MHP üyelik yazısı vermekten imtina etti, İP yanımdaydı

Aydınlık ekibi ve İşçi Partisi, gerek Türkiye’deki yargılama sürecinde, gerekse Bulgaristan’da yargılamalarım devam ederken beni bir gün olsun yalnız bırakmadı. Mücadelemizin emperyalistlere karşı birlik içinde verilmesi gerektiğini öyle güzel gösterdiler ki.

Üyesi olduğum partinin sadece bir Milletvekilinin desteği dışında, milliyetçi olduğunu iddia eden MHP üyelik yazısı vermekten imtina ederken, milli cephenin fedaileri her türlü desteği tek bir telefonumuzla sağladılar. Genel Başkanımız Doğu Perinçek yakalama kararımın kaldırılmasının ardından bizzat telefonla arayarak beni tebrik ederken, gençliğimi verdiğim partinin yöneticilerinin bu sürecin hiçbir aşamasında yanımda olma gereği hissetmemeleri, şu an bu satırları neden buradan ulaştırdığımın en açık nedenidir.

Apo’yu sorgulayan, Apo’nun verdiği listelerle cezaevinde yıllarını harcayan büyük komutan Hasan Atilla Uğur’un durduğu cephede onlarla gönül birliği içinde olmaktan gurur duyuyorum.

İşçi Partisi hariç her partiye sızdılar

Devletin her kademesine ve İşçi Partisi hariç her siyasi partiye sızan Pensilvanya kökenli Fethullah Gülen örgütünün elemanları her gün yeni bir kaos yaratma çabasında. Bu sorunların temelinde ise ABD ve onun emperyalist sistemi var.

Türkiye’nin Güneydoğusu’nda kurulacak bir Kürt devleti için olmazsa olmaz şart, bu devletin kuruluş sürecinde MHP ve CHP’nin iktidar ya da iktidar ortağı olmasıdır.

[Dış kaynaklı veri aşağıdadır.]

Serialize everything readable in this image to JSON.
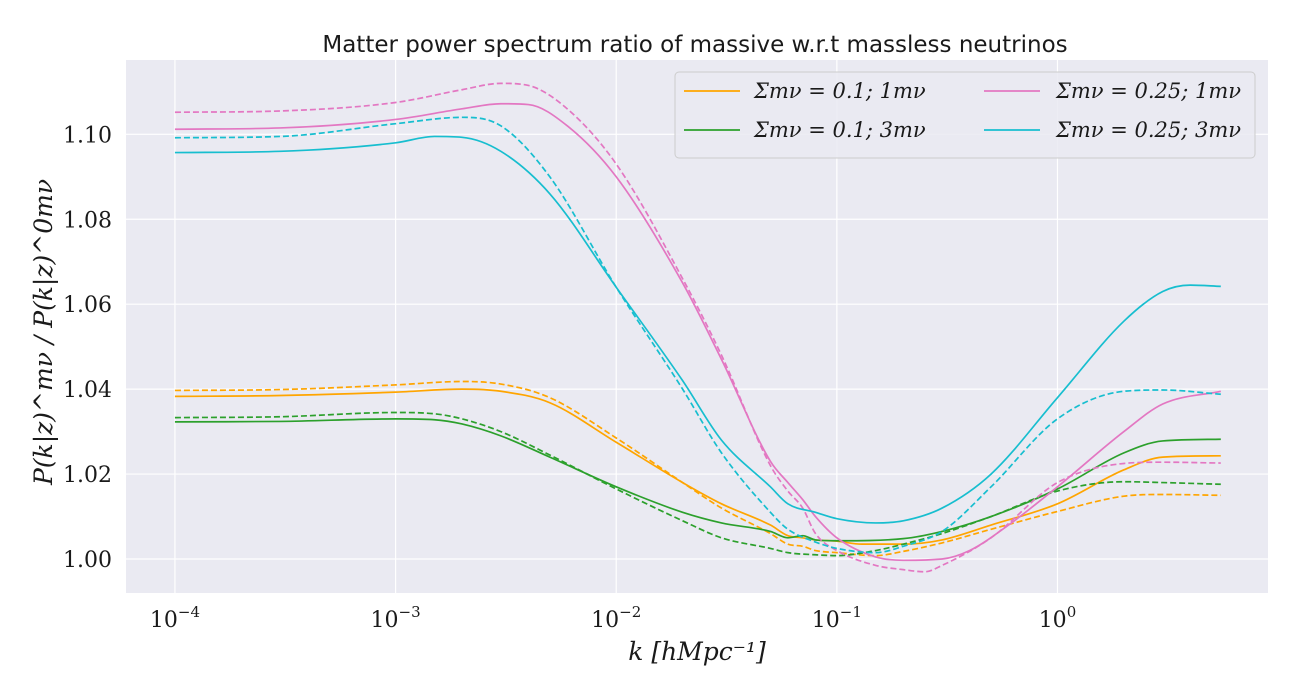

MHP içerisinde bu tuzağın farkında olup sesini çıkartanlar ise, Engin Alan paşamız gibi, benim gibi, sürecin baltalanmaması için ya sürgüne ya da zindana mahkum ediliyor. Aklıselim sahibi herkes, bugün cemaat ile CHP ve MHP arasından su sızmadığını fark edecektir.

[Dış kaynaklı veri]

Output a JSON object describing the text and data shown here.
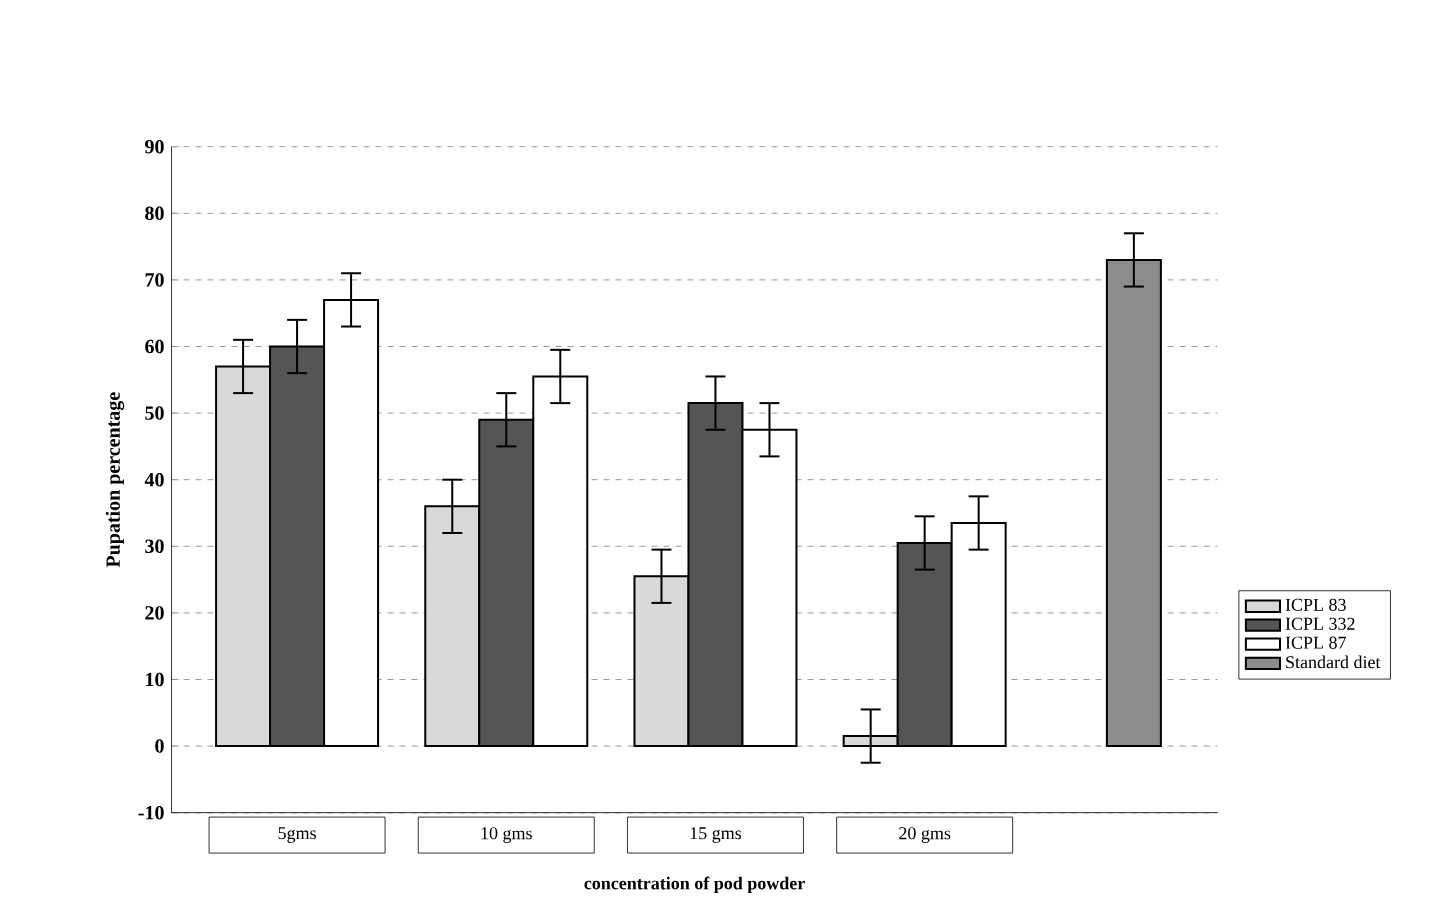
{
  "chart_data": {
    "type": "bar",
    "categories": [
      "5gms",
      "10 gms",
      "15 gms",
      "20 gms",
      null
    ],
    "xlabel": "concentration of pod powder",
    "ylabel": "Pupation percentage",
    "ylim": [
      -10,
      90
    ],
    "yticks": [
      -10,
      0,
      10,
      20,
      30,
      40,
      50,
      60,
      70,
      80,
      90
    ],
    "grid": "y",
    "legend": "right",
    "series": [
      {
        "name": "ICPL 83",
        "color": "#d9d9d9",
        "values": [
          57,
          36,
          25.5,
          1.5,
          null
        ],
        "errors": [
          4,
          4,
          4,
          4,
          null
        ]
      },
      {
        "name": "ICPL 332",
        "color": "#555555",
        "values": [
          60,
          49,
          51.5,
          30.5,
          null
        ],
        "errors": [
          4,
          4,
          4,
          4,
          null
        ]
      },
      {
        "name": "ICPL 87",
        "color": "#ffffff",
        "values": [
          67,
          55.5,
          47.5,
          33.5,
          null
        ],
        "errors": [
          4,
          4,
          4,
          4,
          null
        ]
      },
      {
        "name": "Standard diet",
        "color": "#8c8c8c",
        "values": [
          null,
          null,
          null,
          null,
          73
        ],
        "errors": [
          null,
          null,
          null,
          null,
          4
        ]
      }
    ]
  }
}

Kendisini “Milliyetçi” addeden partiler sınıfta kaldı

Ömrünü vatan savunması için harcayan komutanlarımla, vatan sevmenin cezasını zindanlarda yıllarını harcayarak ödeyen ama bir adım dahi geri atmayan vatanseverlerle, ve ülkücülüğün siyaset üstü olduğunun bilincinde olan ve “Tam Bağımsız Türkiye” diyerek emperyalizme karşı duracak ülküdaşlarımla birlikte olmaktan gurur duyuyorum.

Vatanın bekası için şu an yaşadığımız yeni milli mücadele döneminde İşçi Partisi onurlu duruşu ve her türlü zulme rağmen mücadelesinde yılmadan gösterdiği çabayla Türkiye Cumhuriyeti’nin emperyalizme karşı mücadelesinde son kale olduğunu göstermiştir. Bütün vatanseverler de bu parti altında toplanmıştır.

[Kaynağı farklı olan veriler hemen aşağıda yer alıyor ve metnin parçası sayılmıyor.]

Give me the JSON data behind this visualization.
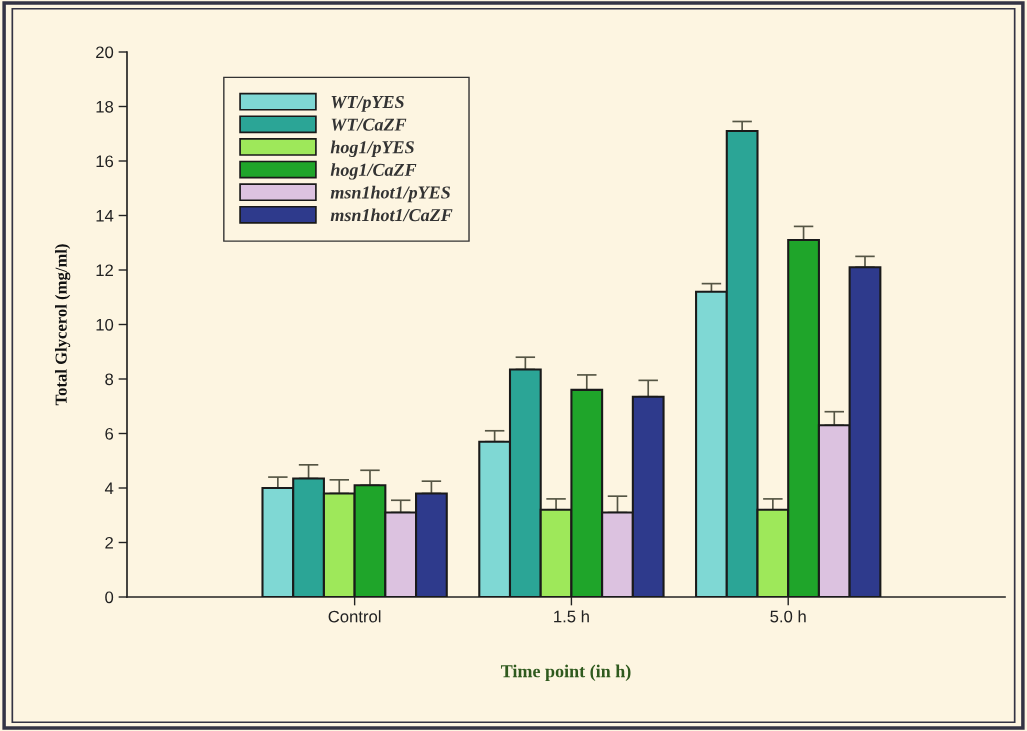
{
  "chart_data": {
    "type": "bar",
    "xlabel": "Time point (in h)",
    "ylabel": "Total Glycerol (mg/ml)",
    "categories": [
      "Control",
      "1.5 h",
      "5.0 h"
    ],
    "series": [
      {
        "name": "WT/pYES",
        "color": "#7fd8d4",
        "values": [
          4.0,
          5.7,
          11.2
        ],
        "errors": [
          [
            4.0,
            4.4
          ],
          [
            5.7,
            6.1
          ],
          [
            11.2,
            11.5
          ]
        ]
      },
      {
        "name": "WT/CaZF",
        "color": "#2ba596",
        "values": [
          4.35,
          8.35,
          17.1
        ],
        "errors": [
          [
            4.35,
            4.85
          ],
          [
            8.35,
            8.8
          ],
          [
            17.1,
            17.45
          ]
        ]
      },
      {
        "name": "hog1/pYES",
        "color": "#9ee85a",
        "values": [
          3.8,
          3.2,
          3.2
        ],
        "errors": [
          [
            3.8,
            4.3
          ],
          [
            3.2,
            3.6
          ],
          [
            3.2,
            3.6
          ]
        ]
      },
      {
        "name": "hog1/CaZF",
        "color": "#1fa52a",
        "values": [
          4.1,
          7.6,
          13.1
        ],
        "errors": [
          [
            4.1,
            4.65
          ],
          [
            7.6,
            8.15
          ],
          [
            13.1,
            13.6
          ]
        ]
      },
      {
        "name": "msn1hot1/pYES",
        "color": "#dcc2e0",
        "values": [
          3.1,
          3.1,
          6.3
        ],
        "errors": [
          [
            3.1,
            3.55
          ],
          [
            3.1,
            3.7
          ],
          [
            6.3,
            6.8
          ]
        ]
      },
      {
        "name": "msn1hot1/CaZF",
        "color": "#2e3a8c",
        "values": [
          3.8,
          7.35,
          12.1
        ],
        "errors": [
          [
            3.8,
            4.25
          ],
          [
            7.35,
            7.95
          ],
          [
            12.1,
            12.5
          ]
        ]
      }
    ],
    "ylim": [
      0,
      20
    ],
    "yticks": [
      0,
      2,
      4,
      6,
      8,
      10,
      12,
      14,
      16,
      18,
      20
    ],
    "grid": false,
    "legend": "top left"
  }
}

Kendisini “Milliyetçi” addeden bazı partiler ise bu mücadelede sınıfta kalmıştır. Tarih, bu partileri gaflet ve dalalet içine düştükleri halleriyle not edecektir.”

*********

            Mehmet Perinçek ve Levent Temiz Kızıl Elma Mitingi’nde el ele,
                                                    30 Ağustos 2003.

Gerçek adı “Mehmetçik Coni’ye Kalkan Olamaz” olan miting, kamuoyunda “Kızıl Elma Mitingi” olarak tanınıyor.

Mitingin amacı: ABD’nin Irak saldırısına karşı çıkmak, savaşta Türk askerinin ABD askerini koruma amaçlı olarak kullanılmasına karşı çıkmak ve Kıbrıs’ta KKTC’yi yok etmeyi amaçlayan Annan Planı’na karşı Rauf Denktaş’a destek vermekti.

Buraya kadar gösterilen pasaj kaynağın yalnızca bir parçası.